For more than half a century, the bipartisan consensus in Washington has functioned primarily as a way of empowering Muslim theocrats in Iran by repeatedly confirming the mullahs’ characterization of the US as “the Great Satan” — overthrowing their elected government in 1953, giving their overthrown tyrant refuge in 1979, shooting down Iran Air Flight 655 in 1988, pursuing decades of economic sanctions, etc., etc., etc.
The more things change, the more they stay the same. The Washington Post reports:
A bipartisan juggernaut of senior senators is spending the remaining week of the Thanksgiving recess forging agreement on a new sanctions bill that the senators hope to pass before breaking again for Christmas.

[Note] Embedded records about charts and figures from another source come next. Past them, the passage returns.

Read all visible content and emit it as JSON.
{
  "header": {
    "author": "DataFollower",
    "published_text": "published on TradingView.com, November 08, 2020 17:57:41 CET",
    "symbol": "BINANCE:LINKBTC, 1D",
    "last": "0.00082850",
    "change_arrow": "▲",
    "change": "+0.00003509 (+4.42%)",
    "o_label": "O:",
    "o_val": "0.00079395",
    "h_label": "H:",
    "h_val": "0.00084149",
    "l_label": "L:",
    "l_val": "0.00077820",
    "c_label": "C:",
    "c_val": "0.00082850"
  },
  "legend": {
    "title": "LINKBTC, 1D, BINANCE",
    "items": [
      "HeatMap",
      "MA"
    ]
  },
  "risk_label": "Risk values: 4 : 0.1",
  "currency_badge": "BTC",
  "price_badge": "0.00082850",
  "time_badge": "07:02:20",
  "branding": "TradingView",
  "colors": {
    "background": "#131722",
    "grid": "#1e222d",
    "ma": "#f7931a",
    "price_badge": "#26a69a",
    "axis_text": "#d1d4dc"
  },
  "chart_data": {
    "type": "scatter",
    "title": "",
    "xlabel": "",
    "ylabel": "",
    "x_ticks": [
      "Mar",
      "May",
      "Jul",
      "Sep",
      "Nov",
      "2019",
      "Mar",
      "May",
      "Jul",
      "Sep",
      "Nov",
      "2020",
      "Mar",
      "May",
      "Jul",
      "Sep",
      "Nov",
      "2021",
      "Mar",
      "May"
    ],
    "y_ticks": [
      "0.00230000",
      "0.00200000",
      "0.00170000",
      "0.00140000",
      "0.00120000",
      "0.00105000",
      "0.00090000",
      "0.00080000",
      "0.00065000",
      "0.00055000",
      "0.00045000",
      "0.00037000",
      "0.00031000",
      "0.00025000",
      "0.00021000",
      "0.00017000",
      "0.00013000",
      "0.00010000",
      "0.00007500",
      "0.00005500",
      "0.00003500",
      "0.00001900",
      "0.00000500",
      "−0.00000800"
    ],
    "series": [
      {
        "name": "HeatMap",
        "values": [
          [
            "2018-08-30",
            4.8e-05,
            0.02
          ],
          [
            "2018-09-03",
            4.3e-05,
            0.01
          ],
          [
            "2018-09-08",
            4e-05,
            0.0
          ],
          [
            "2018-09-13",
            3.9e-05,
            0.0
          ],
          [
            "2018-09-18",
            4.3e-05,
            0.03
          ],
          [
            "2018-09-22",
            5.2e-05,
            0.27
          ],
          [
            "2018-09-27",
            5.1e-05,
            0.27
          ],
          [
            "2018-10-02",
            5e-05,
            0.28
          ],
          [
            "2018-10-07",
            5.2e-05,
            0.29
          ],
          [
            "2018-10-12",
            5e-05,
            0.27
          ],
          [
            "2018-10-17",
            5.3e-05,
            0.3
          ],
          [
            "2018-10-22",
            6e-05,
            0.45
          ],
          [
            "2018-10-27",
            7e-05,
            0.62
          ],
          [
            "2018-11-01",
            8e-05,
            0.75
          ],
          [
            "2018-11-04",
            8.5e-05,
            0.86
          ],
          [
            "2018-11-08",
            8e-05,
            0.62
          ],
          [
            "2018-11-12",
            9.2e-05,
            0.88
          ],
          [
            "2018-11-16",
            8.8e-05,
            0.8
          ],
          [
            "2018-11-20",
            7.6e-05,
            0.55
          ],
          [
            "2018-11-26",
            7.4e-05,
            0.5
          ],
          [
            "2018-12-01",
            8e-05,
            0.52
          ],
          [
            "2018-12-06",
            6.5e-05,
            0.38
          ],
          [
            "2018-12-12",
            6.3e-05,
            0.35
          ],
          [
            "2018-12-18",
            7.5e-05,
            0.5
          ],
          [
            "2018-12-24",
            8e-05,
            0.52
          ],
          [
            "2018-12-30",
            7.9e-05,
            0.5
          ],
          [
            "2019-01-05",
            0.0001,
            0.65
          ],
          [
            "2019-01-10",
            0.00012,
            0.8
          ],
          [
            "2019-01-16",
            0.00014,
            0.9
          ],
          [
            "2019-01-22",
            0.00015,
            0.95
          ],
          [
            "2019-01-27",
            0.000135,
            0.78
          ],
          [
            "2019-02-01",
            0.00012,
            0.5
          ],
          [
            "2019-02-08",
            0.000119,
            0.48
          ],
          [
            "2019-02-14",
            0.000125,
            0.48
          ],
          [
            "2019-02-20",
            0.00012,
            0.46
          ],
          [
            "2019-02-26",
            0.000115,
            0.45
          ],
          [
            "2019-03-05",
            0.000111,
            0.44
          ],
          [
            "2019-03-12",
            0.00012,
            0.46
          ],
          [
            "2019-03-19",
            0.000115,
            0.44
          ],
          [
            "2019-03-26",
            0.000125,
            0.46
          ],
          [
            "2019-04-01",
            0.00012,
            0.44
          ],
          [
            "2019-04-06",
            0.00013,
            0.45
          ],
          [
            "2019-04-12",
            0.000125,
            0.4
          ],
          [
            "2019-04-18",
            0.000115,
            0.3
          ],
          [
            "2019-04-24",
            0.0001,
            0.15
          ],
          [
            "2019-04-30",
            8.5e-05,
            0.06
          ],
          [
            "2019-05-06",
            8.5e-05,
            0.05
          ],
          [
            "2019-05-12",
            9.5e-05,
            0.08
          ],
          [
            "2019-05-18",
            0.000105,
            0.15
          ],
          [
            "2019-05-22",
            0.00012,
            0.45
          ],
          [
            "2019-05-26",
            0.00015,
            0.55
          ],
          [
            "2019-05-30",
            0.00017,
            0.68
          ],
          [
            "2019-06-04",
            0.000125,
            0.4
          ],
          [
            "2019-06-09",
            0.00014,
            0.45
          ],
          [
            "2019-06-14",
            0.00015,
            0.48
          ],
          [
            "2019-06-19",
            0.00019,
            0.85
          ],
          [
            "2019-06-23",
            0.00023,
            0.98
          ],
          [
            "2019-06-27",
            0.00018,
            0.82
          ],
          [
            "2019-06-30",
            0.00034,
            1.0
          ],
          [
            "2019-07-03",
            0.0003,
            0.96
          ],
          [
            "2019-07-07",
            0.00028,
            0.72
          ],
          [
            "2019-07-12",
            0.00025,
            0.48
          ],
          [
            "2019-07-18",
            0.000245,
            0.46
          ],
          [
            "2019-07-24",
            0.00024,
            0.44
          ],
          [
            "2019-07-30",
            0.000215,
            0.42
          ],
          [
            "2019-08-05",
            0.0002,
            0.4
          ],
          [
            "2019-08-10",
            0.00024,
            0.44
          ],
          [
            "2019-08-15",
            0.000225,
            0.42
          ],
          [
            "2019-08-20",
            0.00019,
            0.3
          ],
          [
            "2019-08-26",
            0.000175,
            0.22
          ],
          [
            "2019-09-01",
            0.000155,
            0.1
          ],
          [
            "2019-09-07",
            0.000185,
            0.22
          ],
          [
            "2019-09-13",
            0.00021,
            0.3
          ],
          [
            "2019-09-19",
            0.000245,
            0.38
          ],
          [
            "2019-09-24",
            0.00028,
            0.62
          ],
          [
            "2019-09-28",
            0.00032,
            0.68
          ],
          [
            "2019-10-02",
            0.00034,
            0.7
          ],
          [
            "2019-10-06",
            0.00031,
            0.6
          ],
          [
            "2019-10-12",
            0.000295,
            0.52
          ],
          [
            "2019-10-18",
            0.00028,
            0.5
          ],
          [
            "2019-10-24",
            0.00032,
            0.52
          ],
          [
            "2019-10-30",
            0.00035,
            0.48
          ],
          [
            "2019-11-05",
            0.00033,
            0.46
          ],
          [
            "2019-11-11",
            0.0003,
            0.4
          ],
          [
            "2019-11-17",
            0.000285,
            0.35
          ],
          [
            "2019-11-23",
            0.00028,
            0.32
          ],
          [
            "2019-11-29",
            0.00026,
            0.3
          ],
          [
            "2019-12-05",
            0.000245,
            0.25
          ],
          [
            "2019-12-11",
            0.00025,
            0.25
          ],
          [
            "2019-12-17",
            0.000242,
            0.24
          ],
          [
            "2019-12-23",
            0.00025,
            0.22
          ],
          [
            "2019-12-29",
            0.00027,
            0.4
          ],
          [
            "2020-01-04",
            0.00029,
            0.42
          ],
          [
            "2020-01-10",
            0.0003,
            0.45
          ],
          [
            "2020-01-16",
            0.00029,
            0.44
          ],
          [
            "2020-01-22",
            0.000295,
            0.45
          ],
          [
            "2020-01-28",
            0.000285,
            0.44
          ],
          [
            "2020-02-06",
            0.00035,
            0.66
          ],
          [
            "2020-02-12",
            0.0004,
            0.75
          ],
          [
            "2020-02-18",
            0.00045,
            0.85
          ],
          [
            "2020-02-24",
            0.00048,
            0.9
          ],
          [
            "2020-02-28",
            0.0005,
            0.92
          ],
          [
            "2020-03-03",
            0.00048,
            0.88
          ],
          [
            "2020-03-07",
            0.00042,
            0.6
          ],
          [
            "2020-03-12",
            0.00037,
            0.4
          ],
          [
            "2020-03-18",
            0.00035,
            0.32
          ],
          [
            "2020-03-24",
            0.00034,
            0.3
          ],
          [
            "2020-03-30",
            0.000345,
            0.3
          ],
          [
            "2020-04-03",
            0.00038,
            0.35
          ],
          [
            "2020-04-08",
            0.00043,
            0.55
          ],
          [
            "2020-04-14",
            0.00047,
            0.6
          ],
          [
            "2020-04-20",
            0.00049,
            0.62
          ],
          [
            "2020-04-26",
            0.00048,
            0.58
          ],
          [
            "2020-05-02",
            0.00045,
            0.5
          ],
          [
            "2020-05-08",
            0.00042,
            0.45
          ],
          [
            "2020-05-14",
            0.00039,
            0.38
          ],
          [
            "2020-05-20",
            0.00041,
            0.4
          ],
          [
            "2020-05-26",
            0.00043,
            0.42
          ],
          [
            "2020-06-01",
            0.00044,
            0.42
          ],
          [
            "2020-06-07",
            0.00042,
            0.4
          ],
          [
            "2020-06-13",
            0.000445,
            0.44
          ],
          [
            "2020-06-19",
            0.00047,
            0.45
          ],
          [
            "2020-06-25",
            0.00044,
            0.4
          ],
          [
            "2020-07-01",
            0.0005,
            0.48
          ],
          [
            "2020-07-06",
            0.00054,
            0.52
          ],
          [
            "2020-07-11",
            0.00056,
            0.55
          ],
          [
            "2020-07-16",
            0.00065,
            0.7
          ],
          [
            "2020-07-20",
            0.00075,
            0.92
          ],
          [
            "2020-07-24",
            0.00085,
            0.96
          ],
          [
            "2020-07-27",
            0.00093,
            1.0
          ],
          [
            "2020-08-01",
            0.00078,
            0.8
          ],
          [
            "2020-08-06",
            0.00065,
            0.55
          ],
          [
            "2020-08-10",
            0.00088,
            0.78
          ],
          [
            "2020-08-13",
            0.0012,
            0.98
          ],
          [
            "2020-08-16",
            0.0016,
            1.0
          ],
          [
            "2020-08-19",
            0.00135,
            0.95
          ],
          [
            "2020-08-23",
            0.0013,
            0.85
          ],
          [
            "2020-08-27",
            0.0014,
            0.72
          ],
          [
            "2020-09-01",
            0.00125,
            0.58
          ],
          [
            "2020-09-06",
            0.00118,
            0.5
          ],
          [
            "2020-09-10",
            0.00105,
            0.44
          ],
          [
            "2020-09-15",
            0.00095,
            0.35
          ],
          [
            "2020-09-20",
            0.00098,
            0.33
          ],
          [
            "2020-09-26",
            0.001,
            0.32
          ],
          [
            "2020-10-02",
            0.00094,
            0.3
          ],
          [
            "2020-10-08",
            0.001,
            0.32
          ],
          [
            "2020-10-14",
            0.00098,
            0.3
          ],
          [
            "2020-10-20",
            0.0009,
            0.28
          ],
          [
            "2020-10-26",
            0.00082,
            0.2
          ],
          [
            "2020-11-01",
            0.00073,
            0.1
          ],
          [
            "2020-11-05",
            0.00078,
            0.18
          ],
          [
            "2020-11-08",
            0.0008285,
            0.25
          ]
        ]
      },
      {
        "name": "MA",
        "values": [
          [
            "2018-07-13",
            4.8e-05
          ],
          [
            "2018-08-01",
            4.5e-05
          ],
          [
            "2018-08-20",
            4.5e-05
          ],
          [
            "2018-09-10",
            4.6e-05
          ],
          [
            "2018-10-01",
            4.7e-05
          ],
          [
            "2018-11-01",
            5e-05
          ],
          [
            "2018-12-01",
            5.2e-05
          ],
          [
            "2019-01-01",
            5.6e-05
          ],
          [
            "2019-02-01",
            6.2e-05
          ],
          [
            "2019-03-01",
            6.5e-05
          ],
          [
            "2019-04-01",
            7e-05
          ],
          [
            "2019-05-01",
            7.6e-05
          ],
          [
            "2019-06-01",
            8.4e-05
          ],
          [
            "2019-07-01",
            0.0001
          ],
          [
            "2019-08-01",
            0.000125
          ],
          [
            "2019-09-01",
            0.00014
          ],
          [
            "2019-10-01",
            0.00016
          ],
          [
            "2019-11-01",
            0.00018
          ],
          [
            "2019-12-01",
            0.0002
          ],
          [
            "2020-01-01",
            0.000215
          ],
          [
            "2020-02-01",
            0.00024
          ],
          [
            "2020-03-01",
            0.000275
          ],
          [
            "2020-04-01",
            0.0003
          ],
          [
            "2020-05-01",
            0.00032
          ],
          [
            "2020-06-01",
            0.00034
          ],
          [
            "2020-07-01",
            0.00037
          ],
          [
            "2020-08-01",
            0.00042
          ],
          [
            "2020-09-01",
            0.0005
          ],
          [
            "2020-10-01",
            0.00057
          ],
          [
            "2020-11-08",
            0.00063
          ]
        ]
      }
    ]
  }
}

I’m not a big supporter of the “nuclear agreement” the Obama administration has been negotiating with Iran, primarily because the background of that agreement has been pure political theater — it aims to bring an end to an apparently non-existent arms program and results in only partial and highly contingent US and EU recognition of Iran’s clear and unambiguous legal entitlement, per the Nuclear Non-Proliferation Treaty, to develop nuclear power. The good parts of it shouldn’t have required any additional “agreement,” and the Iranians should have vetoed the bad parts of it from the git-go.
But even this “agreement” is too much for the Israelis (whose own intelligence services confirm that Iran is not seeking nuclear weapons, and who themselves have developed such weapons completely outside the scope of the international controls and inspections they want to impose on Iran) and their fifth column in the US Congress.
I’m beginning to think that the best possible bet for peace in the Middle East might be for the Iranians to either go ahead and build some nukes or perhaps try to negotiate with Vladimir Putin for a spot under Russia’s nuclear deterrent umbrella. The Mr. Nice Guy routine obviously just isn’t going to work with the likes of Benjamin Netanyahu, Bob Menendez or Ted Cruz.